CART hype departs from reality

Any biotech investor who has still not cottoned on to the craze that is CART therapy must have spent the past month living in a cave and thus overlooked the flotations of Bellicum Pharmaceuticals and Juno Therapeutics.

The promise is huge, and CART therapy could amount to a revolution – that much is clear. But when on the back of early data investors value Juno and Kite Pharma at $3.0bn and $2.2bn respectively it is clear that important risks are being ignored as the market steadfastly refuses to learn the lessons of the biotech boom and bust of 1999/2000.

The numbers speak for themselves. Bellicum had initially sought to raise $115m, but priced above its range to bring in $140m; the stock ended Thursday, the first day’s trading, up 26%. On Friday Juno went one better, ending its first day’s trading 46% over the float price.

Both IPOs were heavily oversubscribed, and Juno’s had been upsized as well as being priced above the indicative range to bring in $265m. Earlier, Kite Pharma, which floated in June, upsized and priced at par a secondary offering to raise $189m; Juno had already completed a $134m private round this year.

Bear case

The vast amounts of cash being thrown at CART (chimaeric antigen receptor T-cell) therapy companies have been driven by data presented at this month’s ASH meeting (ASH – Novartis, Juno, June and Rosenberg steal the T-cell show, December 9, 2014).

Given the hype it is well worth doing a reality check of the risks, which at the current valuations of Kite and Juno could have a serious effect if they should come to pass. For a start, no one is quite sure where the intellectual property behind CARTs lies. 

This is because the commercial advances have come only with the latest receptor constructs – academics had actually been working on CARTs for decades, sharing much of the work among themselves. Juno has spent considerable energy, and millions of dollars, suing the University of Pennsylvania, whose deal with Novartis completes a trio of the most advanced CART projects.

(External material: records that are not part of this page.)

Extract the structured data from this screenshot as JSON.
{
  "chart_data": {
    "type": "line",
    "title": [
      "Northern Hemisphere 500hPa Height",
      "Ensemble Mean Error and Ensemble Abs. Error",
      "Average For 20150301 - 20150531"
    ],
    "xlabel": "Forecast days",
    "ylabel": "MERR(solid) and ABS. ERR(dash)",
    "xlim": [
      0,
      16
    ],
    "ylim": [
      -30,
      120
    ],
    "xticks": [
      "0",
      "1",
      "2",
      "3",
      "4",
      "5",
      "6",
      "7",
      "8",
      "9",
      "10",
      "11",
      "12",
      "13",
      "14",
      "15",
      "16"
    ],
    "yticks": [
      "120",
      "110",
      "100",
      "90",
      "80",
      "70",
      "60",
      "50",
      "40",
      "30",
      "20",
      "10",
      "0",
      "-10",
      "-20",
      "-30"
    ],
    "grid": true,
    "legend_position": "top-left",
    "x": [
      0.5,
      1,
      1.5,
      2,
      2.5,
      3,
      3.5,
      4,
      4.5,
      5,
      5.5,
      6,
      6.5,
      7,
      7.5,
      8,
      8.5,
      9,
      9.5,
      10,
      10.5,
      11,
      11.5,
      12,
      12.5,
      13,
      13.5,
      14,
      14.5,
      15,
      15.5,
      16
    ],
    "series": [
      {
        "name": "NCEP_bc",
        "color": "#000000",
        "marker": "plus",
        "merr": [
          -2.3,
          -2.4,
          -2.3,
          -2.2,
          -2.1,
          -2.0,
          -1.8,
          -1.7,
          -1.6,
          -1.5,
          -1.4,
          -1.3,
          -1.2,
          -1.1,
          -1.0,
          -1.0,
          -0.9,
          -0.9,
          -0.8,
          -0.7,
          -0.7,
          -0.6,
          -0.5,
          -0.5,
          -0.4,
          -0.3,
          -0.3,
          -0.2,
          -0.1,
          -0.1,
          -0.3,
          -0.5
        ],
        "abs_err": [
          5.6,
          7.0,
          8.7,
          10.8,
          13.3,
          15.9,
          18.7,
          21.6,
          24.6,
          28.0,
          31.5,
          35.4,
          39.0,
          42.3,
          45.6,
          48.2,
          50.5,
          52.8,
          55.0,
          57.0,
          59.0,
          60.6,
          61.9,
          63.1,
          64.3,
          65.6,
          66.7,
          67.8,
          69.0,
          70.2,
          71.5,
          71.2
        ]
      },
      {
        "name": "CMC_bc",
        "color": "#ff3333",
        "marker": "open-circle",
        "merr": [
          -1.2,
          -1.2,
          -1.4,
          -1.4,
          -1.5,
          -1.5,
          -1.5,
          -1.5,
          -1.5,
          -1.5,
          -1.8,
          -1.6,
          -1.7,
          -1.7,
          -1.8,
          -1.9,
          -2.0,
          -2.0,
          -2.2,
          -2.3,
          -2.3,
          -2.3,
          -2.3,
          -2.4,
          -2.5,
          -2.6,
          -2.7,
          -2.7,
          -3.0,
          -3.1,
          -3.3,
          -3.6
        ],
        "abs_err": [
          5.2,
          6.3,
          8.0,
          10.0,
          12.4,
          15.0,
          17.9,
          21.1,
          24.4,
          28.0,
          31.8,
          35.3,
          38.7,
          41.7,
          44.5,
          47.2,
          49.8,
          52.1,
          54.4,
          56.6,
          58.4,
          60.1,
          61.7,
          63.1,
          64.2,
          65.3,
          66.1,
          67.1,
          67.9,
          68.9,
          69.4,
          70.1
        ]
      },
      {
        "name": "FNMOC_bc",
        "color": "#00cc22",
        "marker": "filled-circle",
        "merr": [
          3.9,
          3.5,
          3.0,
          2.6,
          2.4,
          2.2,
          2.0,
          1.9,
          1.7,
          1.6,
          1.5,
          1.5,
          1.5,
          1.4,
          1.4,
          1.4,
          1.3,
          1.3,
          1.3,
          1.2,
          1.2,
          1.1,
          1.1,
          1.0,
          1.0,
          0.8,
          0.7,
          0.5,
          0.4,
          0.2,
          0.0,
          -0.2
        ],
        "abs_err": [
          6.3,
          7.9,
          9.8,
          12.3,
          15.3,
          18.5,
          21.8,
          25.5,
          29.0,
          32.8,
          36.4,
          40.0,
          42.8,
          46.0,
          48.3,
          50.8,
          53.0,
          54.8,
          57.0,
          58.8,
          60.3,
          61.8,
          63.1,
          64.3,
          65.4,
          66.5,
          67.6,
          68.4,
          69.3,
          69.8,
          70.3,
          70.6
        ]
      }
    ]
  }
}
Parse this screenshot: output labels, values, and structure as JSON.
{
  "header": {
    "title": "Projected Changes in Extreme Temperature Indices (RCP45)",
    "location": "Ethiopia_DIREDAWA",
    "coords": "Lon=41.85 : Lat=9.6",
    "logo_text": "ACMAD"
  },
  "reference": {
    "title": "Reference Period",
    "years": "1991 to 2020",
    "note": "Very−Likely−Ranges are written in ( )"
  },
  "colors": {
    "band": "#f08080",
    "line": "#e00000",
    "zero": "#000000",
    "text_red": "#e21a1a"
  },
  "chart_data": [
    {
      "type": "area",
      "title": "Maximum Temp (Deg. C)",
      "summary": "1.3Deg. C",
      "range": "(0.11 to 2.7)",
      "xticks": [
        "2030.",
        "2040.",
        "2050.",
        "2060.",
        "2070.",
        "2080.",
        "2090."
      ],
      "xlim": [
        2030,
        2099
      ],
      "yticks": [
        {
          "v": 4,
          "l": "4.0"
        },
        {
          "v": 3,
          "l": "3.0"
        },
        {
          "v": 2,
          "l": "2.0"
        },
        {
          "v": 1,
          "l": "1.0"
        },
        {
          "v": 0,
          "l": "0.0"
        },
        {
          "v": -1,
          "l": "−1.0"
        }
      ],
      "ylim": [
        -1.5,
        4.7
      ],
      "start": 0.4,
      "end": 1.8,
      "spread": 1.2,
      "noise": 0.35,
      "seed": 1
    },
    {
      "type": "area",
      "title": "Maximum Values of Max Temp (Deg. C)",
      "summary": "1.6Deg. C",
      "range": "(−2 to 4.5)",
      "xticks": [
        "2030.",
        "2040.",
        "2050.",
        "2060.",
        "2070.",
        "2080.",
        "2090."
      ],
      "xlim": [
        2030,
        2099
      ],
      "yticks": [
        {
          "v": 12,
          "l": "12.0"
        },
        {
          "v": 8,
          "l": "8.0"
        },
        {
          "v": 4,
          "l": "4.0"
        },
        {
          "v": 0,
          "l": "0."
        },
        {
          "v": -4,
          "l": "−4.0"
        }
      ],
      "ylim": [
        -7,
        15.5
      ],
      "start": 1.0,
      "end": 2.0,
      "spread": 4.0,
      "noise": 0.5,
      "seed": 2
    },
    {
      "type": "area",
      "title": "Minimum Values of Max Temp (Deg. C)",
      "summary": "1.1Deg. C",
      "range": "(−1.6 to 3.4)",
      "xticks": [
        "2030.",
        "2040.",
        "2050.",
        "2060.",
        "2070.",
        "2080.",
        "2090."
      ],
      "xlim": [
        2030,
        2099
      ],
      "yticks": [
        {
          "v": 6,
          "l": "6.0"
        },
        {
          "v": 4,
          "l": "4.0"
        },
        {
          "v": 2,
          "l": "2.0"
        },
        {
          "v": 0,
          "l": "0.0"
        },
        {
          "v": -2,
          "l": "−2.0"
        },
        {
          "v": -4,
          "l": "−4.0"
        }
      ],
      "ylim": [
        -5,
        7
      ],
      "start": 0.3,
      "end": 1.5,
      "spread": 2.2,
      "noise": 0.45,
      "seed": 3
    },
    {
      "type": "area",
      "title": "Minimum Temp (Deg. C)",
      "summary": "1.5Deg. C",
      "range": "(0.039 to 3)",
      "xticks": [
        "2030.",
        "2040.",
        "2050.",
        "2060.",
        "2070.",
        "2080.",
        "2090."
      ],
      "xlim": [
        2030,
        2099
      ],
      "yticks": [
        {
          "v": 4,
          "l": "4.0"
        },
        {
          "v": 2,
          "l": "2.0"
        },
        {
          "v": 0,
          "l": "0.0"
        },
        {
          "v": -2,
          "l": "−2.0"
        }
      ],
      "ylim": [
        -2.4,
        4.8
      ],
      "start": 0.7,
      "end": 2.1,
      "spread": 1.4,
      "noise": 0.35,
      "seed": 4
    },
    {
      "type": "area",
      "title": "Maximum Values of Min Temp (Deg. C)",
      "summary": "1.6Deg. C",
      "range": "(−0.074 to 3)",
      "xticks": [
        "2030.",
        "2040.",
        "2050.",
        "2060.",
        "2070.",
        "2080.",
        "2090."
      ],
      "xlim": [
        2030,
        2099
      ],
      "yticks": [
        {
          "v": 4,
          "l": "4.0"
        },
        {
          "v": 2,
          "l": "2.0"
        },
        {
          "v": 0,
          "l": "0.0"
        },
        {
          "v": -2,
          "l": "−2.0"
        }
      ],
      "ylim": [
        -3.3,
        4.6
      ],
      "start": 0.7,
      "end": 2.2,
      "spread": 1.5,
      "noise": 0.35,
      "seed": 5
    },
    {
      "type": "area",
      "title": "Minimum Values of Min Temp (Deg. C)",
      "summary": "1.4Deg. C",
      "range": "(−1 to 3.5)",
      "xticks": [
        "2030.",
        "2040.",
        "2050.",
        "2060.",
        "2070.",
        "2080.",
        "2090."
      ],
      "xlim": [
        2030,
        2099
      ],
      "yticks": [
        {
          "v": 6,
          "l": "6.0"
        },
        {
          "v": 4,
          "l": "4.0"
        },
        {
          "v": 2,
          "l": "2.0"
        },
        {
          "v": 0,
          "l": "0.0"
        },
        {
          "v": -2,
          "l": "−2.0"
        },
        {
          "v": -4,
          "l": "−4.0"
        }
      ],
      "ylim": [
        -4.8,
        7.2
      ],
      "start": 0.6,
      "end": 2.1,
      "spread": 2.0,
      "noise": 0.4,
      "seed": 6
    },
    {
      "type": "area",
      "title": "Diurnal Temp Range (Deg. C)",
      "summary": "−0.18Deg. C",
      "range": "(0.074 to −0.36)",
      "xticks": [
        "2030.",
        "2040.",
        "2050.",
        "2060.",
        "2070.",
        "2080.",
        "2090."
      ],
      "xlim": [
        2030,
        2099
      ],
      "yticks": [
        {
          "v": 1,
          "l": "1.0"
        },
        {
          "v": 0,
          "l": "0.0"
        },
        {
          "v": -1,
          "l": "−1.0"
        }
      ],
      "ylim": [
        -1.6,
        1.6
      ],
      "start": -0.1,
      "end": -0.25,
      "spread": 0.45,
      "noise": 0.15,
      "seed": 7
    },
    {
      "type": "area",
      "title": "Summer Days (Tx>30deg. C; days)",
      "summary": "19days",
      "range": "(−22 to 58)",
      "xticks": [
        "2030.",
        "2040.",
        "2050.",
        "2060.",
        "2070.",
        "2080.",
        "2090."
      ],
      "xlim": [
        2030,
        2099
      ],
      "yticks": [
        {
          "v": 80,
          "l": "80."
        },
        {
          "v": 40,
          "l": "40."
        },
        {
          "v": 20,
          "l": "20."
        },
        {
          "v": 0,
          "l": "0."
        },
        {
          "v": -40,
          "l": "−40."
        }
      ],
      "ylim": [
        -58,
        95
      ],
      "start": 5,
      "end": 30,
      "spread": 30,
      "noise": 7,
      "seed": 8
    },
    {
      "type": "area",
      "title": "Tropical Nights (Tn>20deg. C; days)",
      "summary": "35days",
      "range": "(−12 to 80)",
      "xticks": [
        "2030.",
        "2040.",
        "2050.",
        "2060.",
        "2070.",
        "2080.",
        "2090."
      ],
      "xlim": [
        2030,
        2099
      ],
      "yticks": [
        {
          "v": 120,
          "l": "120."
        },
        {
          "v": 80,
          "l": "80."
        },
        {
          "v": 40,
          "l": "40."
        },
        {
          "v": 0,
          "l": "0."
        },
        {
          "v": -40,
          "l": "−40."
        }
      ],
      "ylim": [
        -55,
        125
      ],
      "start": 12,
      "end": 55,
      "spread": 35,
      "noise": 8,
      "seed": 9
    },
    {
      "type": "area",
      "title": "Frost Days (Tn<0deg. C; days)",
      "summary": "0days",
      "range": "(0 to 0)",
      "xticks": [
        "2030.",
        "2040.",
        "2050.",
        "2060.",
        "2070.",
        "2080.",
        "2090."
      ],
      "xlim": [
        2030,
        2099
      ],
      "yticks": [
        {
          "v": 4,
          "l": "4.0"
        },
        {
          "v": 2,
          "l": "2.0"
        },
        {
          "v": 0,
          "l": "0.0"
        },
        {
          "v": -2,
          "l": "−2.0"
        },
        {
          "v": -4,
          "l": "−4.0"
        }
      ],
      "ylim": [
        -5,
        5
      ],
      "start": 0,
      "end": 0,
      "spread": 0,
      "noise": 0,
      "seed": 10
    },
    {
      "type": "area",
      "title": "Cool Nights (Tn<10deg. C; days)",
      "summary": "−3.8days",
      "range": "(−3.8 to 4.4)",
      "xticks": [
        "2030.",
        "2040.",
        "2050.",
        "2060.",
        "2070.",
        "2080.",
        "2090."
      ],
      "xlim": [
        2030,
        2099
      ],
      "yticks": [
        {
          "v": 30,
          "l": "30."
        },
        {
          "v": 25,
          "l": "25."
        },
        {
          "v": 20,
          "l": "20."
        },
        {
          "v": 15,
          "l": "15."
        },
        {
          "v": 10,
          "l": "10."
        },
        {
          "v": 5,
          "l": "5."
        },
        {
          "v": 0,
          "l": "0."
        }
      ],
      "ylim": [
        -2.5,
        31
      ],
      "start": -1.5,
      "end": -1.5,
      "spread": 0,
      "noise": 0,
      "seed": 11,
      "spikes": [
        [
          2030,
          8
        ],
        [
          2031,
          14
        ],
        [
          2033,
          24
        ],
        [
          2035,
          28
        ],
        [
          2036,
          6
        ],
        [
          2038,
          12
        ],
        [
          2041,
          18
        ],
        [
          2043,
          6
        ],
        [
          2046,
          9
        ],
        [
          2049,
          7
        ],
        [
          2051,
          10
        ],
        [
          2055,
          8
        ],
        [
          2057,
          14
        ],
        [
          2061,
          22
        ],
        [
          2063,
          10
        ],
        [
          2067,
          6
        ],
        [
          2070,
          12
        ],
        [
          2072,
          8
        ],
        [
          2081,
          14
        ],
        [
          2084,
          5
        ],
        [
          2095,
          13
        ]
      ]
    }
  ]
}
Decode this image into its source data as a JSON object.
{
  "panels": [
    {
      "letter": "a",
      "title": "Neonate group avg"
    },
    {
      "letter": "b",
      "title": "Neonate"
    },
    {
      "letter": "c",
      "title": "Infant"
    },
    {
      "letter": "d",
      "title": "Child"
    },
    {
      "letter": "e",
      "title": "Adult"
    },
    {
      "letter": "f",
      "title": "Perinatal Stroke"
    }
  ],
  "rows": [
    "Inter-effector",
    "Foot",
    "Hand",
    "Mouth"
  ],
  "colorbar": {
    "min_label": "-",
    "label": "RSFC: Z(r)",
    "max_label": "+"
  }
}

Another major overhang over CART therapy is safety – in particular cytokine release and neurotoxicity – notwithstanding doctors’ assurances at ASH that these are now manageable. Earlier this year Juno was forced to halt a study after patient deaths, and recurrence of toxicity could seriously dent confidence.

There are some who suggest that no CART therapy will be approved without an off “suicide switch” that can be activated to kill all of a patient's CARTs in the event of toxicity. Bellicum seems to be the most advanced in developing CART switches – both on and off.

Its technology uses infusion of rimiducid (AP1903), a molecule licensed from Ariad Pharmaceuticals, to activate caspase signalling. Unsurprisingly, Juno is also working on a “suicide switch”, involving the expression of an inactivated EGF receptor that can be triggered with Erbitux.

Juno is less advanced in this technology than Bellicum, though in overall CART development Bellicum trails Novartis, Kite and Juno.

Follow the money

Juno investors would also do well to track the IPO proceeds carefully and consider the amounts of options granted to management, some of whom were behind the cell therapy play Dendreon, which recently collapsed under its debts.

Opus Bio, from which Juno recently appeared to license a CD22 CART, is due another $20m plus options, and Juno's IPO document also revealed that the above deal relied on additional technology being licensed from the NIH. As if further muddying of the IP waters were needed, the NIH is already using this CD22 CART in studies of Kite’s KTE-C19.

Juno also seems to be pre-empting shareholder litigation, employing a restrictive “fee-shifting” bylaw to deter dissident investors. And its IPO was also noteworthy for further possible earnouts to academics: $375m to the Fred Hutchinson centre and $150m to Memorial Sloan Kettering.

However unrealistic the triggering share price thresholds are, their presence indicates how much potential there is for Juno’s exuberant investors to be diluted. At $3bn of market cap it seems that many of these red flags are being ignored.

And what about the cost of CART therapy? Already we know that millions have been spent on R&D of CART projects in the limited numbers of subjects where they have been tested, and the per-patient cost of an autologous, tailored cell therapy is likely to run into hundreds of thousands of dollars – even before a potential stem cell transplant is factored in.

While patient-specific cell therapies represent the cutting edge of research, their economic proposition might ultimately be limited. Anyone wanting to bet on this scenario could do worse than look at Cellectis, which with Pfizer is working on an allogeneic CART. Though this has not yet even entered the clinic, the potential for cost savings is clear.

Indeed, the expense of CART therapies is perhaps the single biggest elephant in the room. Given the upheaval witnessed in the hepatitis C space today, the presence of at least three players neck and neck in the CART race raises the possibility of an even more vicious price war.

With many biotechs selling off today the obvious question is whether we have already reached peak CART.